そんなことを思い出しながら火の近くに座り、温まっていると外から足音がした。
「兵士が戻ってきたのかもしれませんね。私が見てきます」
一人の兵士が洞窟を塞いだ人一人ようやく通れるぐらいの穴から外をのぞき見ようとすると……
ズブッ……
嫌な音がした。その音がした方を恐る恐る見ると、なんと兵士の目ごと頭を何者かの手が貫通していたのだ。赤い液体のようなものが流れ出てくるとともに鉄臭い臭いが洞窟内を満たしていく。
その液体の正体はすぐに分かった……血だ。
「何者だっ、みんな日和様を守るんだ!」
残りの兵士たちが立ち上がり日和を庇うように立ち、洞窟の入り口をにらむ。
すると何者かの手は兵士の頭から抜かれていき、死体となった兵士はその場に倒れる……と同時に岩や葉で塞がれていた洞窟の入り口が破壊され、塞ぐ前より洞窟の入り口が広がり雨が入ってくる。
「あ、あの姿は……城を襲ったやつだ!」
何者かの、城を襲った者の体は雨に濡れていたが気にしていない様子でこちらを見ている。

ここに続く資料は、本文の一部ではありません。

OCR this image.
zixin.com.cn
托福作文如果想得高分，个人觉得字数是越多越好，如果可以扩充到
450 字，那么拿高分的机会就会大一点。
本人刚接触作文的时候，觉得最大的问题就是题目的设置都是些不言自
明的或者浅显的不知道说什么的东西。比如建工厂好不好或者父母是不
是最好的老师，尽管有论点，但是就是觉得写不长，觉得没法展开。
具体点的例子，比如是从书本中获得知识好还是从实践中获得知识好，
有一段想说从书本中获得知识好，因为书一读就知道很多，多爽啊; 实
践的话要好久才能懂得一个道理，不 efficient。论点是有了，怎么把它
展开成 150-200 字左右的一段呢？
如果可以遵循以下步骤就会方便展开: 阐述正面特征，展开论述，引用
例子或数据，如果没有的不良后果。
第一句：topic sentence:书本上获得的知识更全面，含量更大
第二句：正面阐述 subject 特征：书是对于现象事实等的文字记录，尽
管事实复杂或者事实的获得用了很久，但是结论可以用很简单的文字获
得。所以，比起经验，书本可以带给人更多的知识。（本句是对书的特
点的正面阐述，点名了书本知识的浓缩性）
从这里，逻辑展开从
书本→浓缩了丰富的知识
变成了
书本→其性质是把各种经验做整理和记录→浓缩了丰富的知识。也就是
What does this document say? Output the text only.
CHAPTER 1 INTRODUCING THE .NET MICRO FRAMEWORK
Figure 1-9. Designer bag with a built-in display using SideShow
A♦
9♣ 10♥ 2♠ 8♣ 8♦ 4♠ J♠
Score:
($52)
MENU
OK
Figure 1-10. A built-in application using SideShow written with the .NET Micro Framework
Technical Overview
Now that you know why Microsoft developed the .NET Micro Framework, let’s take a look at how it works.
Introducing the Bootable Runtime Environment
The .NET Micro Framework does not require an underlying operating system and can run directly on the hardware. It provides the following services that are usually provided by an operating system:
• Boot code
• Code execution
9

その怪しく光る目でまるで品定めをしているかのように暫く動かなかったが相手を決めたらしく襲い掛かってきた。その相手は日和だった。咄嗟に日和は薙刀を構えるが相手が速過ぎて攻撃できず逆に攻撃され吹き飛ばされてしまった。吹き飛ばされた日和は洞窟のゴツゴツとした岩壁に激突してしまう。
「よくも日和様をーーっ!」
兵士の一人が刀で斬りかかるが何者かの体に当たると刃が折れてしまった。
何者かは斬りかかった兵士の方を見るとその顔に手を当て、洞窟の岩壁にぶつけ殺した。ぶつかった衝撃で壁には血が飛び散る。
「くっ……日和様! お逃げください。ここは私が少しでも時間を稼ぎます」
その言葉に弾かれたように日和は立ち上がった。